One such serious issue affecting the brewing industry is WATER CONSERVATION.
Just last month, I had the honor and opportunity of attending the Great Lakes Craft Brewer’s and Water Conservation Workshop in Rochester, NY. The workshop was a follow-up to the Water Conference, which I also attended in November 2009. Both were organized by the well-known beer cookbook author and active environmentalist, Lucy Saunders.
Several representatives from breweries of every size from all over the country attended both events. Although at times way over my head, the presentations were impressive and extremely interesting. Presentations and panels cover systems for water conservation, water auditing, wastewater treatment and recycling in brewhouses and brewpubs, and the economics of water pricing in the Great Lakes.
Attending both events has definitely expanded my knowledge and understanding of the brewing process as well as helped me to understand the current state of fresh water in the world. I have become somewhat of a water conservation evangelist. I love talking about everything that I learned from the speakers and presenters at each event. I want breweries to change, to grow, and to conserve!
There is no better time to advocate water conservation and sustainable practices than during Earth Month. During this time, people tend to be more interested in the environment. And with Earth Day just hours away, there is no time like the present to bring people’s attention to water.
This morning, Stephen Beaumont published my article about water conservation in the brewing industry that I, oh so playfully, called “Water Is A Big Deal, Dude.”
Here is an excerpt:
In the brewing industry, water is a BIG deal.
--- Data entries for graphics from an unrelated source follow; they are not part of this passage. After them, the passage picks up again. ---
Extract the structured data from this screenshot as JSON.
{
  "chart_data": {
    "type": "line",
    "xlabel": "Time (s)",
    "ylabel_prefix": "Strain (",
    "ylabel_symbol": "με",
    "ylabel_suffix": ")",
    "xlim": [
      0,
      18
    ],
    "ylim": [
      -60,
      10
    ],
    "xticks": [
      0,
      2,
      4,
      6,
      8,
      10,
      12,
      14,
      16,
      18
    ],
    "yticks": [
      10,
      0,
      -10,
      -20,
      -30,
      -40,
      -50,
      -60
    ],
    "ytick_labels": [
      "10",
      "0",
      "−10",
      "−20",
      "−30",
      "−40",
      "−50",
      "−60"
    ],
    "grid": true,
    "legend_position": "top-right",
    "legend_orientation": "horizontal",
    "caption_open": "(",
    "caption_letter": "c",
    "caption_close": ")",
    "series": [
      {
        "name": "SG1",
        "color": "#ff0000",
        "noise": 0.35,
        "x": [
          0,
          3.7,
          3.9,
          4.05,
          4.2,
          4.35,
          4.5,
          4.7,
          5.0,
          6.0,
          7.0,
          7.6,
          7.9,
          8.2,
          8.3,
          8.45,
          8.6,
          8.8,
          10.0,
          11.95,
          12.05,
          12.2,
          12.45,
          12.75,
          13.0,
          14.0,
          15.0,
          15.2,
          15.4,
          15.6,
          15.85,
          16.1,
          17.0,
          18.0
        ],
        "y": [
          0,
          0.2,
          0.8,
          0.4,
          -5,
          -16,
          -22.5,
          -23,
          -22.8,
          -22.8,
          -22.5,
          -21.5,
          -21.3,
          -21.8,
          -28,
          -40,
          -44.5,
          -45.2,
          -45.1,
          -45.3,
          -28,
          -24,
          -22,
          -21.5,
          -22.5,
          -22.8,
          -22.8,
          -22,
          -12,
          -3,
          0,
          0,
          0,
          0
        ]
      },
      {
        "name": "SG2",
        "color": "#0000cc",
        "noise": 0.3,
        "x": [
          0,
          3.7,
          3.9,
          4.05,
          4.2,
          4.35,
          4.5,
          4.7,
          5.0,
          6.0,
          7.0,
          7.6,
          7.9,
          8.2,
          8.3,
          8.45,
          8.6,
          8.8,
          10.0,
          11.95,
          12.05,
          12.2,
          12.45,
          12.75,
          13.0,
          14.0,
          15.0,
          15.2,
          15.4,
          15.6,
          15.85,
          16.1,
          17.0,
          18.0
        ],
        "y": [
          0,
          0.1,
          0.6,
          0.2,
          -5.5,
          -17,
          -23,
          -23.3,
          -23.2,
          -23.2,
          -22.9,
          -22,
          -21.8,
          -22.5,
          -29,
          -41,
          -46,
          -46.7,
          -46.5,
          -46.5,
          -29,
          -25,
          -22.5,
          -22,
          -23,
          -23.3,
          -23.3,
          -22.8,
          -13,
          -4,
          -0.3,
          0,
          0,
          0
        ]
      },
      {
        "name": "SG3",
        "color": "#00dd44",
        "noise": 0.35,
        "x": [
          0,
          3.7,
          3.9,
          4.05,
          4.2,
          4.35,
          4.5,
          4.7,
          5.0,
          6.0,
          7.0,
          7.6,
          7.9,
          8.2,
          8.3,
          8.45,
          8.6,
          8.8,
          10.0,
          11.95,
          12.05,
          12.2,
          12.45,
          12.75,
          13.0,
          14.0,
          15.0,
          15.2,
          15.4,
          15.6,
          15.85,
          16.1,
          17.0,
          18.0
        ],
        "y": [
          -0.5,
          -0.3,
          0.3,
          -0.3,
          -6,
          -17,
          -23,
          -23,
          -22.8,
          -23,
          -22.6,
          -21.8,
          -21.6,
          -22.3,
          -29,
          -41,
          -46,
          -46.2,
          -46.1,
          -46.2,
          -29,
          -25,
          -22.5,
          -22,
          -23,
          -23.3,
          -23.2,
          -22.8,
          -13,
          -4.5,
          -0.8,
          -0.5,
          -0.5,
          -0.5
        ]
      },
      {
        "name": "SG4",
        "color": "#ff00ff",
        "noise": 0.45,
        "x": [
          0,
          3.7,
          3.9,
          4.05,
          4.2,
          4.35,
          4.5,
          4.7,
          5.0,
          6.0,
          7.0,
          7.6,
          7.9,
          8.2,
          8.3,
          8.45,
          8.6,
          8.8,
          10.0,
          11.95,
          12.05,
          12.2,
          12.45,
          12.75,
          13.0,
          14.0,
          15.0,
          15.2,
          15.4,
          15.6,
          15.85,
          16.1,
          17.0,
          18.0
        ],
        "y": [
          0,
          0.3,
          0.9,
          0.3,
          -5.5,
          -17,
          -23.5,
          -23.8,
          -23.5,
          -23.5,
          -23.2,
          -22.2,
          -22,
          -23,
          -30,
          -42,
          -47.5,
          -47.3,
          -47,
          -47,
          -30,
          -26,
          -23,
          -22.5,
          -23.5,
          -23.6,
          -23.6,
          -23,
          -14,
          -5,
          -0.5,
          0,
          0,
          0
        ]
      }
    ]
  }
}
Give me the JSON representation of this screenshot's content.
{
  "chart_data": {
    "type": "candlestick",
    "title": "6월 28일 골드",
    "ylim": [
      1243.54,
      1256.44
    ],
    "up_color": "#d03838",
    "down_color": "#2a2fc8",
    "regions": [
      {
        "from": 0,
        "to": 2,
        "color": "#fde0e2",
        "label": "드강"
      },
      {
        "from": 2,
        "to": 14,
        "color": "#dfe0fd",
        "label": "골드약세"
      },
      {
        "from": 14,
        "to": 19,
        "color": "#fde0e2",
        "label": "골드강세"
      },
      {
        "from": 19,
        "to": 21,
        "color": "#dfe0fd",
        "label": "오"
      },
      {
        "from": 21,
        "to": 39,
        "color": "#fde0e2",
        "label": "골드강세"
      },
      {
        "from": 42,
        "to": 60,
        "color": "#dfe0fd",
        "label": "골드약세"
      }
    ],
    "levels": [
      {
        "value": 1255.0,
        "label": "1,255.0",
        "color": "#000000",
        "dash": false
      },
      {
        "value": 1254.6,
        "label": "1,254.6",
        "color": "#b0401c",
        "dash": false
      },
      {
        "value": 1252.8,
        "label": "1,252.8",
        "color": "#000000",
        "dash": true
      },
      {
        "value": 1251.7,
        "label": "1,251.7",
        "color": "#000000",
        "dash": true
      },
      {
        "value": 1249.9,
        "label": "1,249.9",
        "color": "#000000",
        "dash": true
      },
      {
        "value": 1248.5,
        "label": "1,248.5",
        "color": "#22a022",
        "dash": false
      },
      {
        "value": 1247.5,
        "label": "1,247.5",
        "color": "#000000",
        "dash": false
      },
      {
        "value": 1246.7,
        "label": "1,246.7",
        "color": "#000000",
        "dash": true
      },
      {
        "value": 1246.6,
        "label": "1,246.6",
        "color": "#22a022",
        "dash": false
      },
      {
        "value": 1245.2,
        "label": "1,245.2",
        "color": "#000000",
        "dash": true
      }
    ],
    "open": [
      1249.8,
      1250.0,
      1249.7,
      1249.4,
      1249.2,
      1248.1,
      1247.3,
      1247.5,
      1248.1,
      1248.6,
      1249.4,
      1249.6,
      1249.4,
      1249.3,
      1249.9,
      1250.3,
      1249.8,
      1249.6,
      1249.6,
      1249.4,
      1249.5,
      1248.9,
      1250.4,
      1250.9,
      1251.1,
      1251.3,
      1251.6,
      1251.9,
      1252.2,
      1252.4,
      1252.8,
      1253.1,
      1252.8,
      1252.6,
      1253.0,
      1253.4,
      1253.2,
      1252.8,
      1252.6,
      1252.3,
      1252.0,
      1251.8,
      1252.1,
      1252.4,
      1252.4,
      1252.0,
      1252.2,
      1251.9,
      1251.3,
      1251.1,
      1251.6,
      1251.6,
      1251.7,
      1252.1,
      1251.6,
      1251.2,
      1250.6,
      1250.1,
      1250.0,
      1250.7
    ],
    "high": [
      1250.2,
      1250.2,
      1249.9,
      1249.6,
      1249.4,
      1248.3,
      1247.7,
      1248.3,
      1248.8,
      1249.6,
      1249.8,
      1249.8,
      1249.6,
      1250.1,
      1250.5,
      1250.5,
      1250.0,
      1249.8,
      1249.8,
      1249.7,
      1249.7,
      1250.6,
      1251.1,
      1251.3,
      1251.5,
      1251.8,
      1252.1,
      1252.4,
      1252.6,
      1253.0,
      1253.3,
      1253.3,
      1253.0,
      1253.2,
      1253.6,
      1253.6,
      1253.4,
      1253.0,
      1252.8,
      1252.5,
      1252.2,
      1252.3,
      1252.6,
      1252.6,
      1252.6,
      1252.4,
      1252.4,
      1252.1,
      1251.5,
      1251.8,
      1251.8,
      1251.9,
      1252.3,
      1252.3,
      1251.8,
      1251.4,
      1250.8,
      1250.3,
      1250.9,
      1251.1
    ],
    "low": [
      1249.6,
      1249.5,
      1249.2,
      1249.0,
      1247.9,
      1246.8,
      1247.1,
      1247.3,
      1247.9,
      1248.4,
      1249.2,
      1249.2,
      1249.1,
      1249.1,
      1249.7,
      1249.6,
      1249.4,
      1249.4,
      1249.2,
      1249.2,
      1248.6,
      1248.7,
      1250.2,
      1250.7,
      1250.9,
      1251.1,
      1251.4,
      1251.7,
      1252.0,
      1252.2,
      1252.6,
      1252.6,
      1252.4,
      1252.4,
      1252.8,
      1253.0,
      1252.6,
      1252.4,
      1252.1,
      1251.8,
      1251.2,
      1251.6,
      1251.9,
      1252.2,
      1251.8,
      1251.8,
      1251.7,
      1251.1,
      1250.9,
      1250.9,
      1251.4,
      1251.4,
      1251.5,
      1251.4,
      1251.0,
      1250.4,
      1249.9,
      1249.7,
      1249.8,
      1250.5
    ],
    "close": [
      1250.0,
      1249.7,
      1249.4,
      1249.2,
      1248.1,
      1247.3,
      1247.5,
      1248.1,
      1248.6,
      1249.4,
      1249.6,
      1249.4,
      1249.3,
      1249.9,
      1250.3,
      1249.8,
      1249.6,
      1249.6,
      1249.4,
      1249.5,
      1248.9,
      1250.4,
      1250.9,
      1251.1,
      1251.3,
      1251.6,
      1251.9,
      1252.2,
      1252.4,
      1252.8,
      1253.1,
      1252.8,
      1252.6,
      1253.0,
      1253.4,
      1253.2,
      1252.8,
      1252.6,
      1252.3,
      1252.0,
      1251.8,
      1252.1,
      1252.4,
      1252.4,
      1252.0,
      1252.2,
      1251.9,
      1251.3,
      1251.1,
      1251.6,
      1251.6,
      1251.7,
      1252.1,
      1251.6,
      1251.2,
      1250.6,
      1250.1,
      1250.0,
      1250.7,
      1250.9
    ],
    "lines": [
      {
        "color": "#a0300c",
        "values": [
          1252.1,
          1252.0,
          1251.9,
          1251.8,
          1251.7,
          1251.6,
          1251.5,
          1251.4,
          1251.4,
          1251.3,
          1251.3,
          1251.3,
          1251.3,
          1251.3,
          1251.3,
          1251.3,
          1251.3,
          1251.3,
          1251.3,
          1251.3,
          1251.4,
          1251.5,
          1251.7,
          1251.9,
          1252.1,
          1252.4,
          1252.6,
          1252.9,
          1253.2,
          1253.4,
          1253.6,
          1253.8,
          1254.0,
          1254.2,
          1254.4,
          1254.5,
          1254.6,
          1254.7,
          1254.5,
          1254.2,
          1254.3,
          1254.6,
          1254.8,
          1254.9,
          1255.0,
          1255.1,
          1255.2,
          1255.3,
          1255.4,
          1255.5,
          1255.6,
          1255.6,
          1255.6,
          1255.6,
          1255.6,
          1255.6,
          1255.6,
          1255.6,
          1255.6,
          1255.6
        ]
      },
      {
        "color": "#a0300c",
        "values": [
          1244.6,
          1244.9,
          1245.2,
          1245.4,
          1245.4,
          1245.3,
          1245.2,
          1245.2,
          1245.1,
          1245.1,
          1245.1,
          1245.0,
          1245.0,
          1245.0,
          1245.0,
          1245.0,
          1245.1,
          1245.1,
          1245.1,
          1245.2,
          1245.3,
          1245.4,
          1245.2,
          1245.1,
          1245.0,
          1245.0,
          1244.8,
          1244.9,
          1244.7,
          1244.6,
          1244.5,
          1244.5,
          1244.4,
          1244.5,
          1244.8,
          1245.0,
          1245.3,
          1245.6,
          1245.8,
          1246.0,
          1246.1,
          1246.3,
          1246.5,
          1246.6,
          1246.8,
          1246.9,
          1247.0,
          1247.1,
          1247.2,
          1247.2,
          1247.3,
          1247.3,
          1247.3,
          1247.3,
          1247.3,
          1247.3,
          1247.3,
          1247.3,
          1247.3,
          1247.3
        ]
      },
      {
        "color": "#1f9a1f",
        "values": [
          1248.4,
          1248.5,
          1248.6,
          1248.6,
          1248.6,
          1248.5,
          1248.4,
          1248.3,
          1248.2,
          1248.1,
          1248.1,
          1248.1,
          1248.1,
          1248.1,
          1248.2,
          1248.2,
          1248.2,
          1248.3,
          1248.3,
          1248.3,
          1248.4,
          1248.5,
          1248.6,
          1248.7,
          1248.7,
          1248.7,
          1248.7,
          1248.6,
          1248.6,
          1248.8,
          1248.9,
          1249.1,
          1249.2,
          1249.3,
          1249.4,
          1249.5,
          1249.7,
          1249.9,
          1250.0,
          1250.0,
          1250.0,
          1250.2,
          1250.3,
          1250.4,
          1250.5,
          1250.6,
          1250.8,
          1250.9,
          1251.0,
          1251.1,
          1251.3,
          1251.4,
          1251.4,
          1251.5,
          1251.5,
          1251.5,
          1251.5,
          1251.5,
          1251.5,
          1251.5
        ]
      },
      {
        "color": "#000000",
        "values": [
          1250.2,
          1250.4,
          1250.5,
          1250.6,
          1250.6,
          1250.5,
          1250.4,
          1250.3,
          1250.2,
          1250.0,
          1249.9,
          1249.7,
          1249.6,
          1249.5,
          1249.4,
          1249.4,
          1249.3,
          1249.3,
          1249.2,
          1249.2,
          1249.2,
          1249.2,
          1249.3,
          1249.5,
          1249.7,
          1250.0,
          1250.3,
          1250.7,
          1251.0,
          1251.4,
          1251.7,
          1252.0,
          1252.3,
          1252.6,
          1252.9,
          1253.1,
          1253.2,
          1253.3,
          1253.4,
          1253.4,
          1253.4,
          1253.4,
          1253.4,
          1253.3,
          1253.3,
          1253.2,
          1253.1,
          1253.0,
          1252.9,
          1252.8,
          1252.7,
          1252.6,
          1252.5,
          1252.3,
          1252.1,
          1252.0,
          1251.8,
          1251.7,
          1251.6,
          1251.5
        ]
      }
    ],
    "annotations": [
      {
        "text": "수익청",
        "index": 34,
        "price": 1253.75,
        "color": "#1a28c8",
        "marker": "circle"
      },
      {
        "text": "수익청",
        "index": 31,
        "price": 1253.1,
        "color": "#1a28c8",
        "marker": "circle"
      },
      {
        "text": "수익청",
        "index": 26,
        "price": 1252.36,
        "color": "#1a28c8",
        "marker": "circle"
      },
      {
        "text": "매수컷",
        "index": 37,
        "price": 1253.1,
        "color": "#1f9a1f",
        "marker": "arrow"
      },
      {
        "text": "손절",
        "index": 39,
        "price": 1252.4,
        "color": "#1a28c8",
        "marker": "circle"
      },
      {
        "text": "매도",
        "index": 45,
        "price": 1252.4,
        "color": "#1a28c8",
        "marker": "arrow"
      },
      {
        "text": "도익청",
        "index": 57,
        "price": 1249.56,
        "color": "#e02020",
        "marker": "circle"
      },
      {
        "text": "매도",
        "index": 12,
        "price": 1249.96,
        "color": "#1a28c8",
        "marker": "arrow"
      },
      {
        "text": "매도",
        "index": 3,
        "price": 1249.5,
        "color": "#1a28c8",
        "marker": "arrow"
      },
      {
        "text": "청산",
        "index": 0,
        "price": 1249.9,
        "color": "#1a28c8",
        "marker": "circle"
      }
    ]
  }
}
But not just because 90% of beer is comprised of it; that’s only half of the story. Water is a big deal because the brewing industry wastes A LOT of it. Depending on the brewery, it takes roughly 3.5 barrels (low end of spectrum) to 10 barrels (high end of spectrum) of water to produce ONE (yes, one) barrel of beer.
Despite the common misconception, water is finite. Although water covers roughly 71% of the earth’s surface, only 3% of it is freshwater, most of which is trapped in ice caps, glaciers and groundwater. The sad reality is that less than 1% of the earth’s water supports ALL life on land. And the even sadder reality is that we humans use 50% of all available freshwater annually.
Read more at THE WORLD OF BEER.
The next time you visit your local brewery, ask them what they are doing to conserve water. If the answer is nothing, tell them to contact the local water utility for a water audit and encourage them to look into water conservation measures. There are options for all breweries of all sizes!